Question

A particle moves in the xy plane with constant acceleration. At time zero, the particle is at x = 6.0 m, y = 10.0 m, and has velocity v = 1.0 m/s î + 6.0 m/s ĵ. The acceleration is given by the vector a = 5.0 m/s2 î + 7 m/s2 ĵ.

(a) Find the velocity vector at t = 10.0 s.
(b) Find the position vector at t = 1.0 s.
(c) Give the magnitude and direction of the position vector in part (b).

Answer 1

Step-by-step explanation:

Given that,

Position of the particle at t = 0,

`y=(6i+10j)\ m`

Velocity of the particle at t = 0

`u=(1i+6j)\ m`

Acceleration of the particle,

`a=(5i+7j)\ m/s^2`

Solution,

(a) Let v is the velocity at t = 10 s.
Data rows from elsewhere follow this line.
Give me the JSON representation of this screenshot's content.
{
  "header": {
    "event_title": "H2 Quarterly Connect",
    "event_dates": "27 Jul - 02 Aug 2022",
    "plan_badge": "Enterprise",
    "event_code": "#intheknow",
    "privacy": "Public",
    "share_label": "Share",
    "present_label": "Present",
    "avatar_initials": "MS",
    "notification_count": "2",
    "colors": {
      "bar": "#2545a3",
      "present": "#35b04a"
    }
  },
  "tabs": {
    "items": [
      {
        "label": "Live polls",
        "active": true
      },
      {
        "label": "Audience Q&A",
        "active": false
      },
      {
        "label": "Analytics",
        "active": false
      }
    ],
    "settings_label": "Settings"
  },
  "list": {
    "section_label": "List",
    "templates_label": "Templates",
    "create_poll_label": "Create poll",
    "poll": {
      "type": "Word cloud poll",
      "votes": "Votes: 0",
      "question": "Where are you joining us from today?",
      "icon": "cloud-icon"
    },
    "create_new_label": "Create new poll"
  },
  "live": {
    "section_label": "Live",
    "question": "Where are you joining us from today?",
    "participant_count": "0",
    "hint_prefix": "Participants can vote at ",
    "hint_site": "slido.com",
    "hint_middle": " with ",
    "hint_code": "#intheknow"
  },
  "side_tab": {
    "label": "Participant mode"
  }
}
Using the equation of kinematics as :

`v=u+at`

`v=(1i+6j)+(5i+7j)10`

`v=(51i+76j)\ m/s`

(b) Let y' is the position at t = 1 s. Again using second equation of kinematics as :

`y'=y+ut+(1)/(2)at^2`

`y'=(6i+10j)+(1i+6j)1+(1)/(2)* (5i+7j)1^2`

`y'=(19)/(2)i+(39)/(2)j`

(c) Magnitude of y',

`|y'|=\sqrt{((19)/(2))^2+((39)/(2))^2}`

|y'| = 21.69 meters

Direction of the y',

`tan\theta=(y)/(x)`

`tan\theta=(39/2)/(19/2)`

`\theta=64.02^(\circ)`

Hence, this is the required solution.